= Parkas =

Canadian pop music band

Parkas was a Canadian pop music band based in London, Ontario and later Toronto. Members were drummer Greg Rhyno, bassist/keyboard player Mark Rhyno, and guitarists Michael Brown and Paul Thompson.

==History==

Parkas was formed in 2000 in London, where three of its members had moved from the Huntsville area to attend the University of Western Ontario. They began performing locally and then around Canada, including at the Halifax Pop Explosion in 2002.

The band began recording at the House of Miracles studio, and released an album Now this is Fighting in 2003 on the Endearing Records label to mixed reviews. The album appeared on the !earshot National Top 50 in September 2003.

The Parkas performed at Toronto's NXNE Festival in 2003 and 2004, and at SXSW in Texas in 2005.

In 2007, by which time the band was based in Toronto, Parkas released a second album, Put Your Head in the Lion's Mouth. The album received airplay on community and campus radio.

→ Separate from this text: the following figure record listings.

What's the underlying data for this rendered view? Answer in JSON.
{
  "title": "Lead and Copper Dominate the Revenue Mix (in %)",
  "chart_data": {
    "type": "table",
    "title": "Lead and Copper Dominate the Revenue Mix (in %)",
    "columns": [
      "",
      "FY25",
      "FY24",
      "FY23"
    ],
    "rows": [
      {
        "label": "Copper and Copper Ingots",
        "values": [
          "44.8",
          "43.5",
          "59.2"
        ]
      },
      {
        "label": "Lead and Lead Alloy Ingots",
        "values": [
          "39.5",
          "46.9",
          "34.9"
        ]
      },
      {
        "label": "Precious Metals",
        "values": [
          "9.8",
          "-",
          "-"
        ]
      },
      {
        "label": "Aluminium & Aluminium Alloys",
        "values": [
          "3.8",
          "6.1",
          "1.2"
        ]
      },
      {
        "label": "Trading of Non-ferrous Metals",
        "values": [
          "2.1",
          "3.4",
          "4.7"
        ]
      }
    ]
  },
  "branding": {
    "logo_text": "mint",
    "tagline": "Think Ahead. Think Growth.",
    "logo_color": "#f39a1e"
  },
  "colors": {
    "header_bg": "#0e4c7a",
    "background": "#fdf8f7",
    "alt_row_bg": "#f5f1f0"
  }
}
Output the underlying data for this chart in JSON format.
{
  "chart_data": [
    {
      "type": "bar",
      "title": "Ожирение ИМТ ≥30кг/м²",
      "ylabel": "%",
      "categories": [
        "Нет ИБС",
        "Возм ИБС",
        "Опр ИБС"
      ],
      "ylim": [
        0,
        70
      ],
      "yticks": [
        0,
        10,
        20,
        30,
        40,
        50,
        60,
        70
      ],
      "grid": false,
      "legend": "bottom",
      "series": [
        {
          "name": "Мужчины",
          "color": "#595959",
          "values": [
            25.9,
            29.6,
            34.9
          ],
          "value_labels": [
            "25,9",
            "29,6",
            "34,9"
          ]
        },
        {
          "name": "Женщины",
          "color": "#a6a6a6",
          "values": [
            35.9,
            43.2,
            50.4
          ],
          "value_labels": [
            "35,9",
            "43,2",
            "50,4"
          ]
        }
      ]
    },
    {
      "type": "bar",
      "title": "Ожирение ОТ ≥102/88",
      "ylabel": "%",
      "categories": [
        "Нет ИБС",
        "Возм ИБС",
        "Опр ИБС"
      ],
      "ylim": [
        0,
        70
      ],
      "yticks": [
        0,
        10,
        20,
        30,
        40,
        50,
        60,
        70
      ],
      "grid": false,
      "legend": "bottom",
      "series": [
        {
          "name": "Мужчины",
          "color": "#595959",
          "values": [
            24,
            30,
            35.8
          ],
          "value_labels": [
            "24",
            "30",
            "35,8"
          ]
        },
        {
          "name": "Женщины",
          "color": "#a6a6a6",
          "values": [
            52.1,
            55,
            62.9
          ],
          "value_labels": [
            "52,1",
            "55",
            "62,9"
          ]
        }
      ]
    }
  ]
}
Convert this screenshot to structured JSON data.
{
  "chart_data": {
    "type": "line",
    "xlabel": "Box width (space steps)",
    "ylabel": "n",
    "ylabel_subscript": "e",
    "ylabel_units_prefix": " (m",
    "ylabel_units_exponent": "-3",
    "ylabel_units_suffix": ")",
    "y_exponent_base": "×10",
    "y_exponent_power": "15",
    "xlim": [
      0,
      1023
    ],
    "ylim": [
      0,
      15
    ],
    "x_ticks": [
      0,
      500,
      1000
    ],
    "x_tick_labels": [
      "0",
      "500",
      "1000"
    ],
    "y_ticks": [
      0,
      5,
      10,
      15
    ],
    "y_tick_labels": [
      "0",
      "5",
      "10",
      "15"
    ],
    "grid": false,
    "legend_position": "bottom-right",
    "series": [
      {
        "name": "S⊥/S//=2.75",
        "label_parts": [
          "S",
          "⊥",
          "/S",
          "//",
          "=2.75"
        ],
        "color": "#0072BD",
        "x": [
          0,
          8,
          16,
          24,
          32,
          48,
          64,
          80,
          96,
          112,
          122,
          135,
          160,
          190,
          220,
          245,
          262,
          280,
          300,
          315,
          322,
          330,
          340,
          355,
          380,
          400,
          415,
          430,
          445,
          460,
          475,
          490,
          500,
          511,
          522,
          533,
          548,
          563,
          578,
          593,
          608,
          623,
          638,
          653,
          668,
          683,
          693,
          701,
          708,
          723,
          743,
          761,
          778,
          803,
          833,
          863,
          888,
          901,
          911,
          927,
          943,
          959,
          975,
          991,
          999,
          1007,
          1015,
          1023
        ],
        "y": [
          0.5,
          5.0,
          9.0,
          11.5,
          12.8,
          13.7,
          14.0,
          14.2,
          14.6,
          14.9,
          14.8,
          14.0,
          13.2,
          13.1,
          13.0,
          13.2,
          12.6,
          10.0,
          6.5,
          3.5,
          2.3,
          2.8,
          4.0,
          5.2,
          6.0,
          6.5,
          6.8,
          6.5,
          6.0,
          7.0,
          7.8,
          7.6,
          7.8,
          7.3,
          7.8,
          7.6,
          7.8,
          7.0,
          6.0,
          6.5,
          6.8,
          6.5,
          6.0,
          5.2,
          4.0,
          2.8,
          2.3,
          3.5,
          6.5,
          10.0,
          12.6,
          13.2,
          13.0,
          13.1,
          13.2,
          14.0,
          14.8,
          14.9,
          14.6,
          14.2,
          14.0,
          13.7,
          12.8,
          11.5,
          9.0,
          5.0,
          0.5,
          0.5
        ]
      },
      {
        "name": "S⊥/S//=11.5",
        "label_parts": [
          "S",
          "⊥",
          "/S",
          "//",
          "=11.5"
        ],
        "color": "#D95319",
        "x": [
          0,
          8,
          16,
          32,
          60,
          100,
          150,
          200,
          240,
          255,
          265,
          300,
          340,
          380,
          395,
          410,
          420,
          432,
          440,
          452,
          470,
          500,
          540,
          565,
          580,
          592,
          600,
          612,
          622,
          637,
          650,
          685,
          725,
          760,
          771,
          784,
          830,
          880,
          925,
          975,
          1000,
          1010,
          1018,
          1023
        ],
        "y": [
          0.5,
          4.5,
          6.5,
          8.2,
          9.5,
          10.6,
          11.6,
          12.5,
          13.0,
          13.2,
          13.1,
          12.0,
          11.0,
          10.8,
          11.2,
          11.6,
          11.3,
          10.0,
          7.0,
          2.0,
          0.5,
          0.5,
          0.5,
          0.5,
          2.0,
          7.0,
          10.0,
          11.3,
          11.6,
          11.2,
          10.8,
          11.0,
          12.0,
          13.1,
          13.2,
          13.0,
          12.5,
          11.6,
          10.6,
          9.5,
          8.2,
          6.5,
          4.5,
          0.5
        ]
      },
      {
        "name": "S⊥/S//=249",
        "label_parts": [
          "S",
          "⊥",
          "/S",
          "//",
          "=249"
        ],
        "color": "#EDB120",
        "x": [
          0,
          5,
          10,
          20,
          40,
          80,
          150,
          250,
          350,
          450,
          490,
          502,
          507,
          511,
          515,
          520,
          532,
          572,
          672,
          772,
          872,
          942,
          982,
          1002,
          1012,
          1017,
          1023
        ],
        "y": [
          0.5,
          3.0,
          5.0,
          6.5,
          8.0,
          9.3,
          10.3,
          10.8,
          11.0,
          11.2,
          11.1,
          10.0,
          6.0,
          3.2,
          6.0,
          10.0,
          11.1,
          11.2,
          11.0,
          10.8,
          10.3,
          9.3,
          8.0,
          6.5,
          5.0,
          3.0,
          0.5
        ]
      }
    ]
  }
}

The Parkas released an album You Should Have Killed Us When You Had The Chance in 2009 on the Saved by Radio label, after the band had broken up. Singer Susanna Henderson performed with them on the recordings. This album as well was played on community and campus radio, appearing on the !earshot National Top 50 Chart in early 2010. In 2010, Parkas performed a reunion show at the El Macombo in Toronto.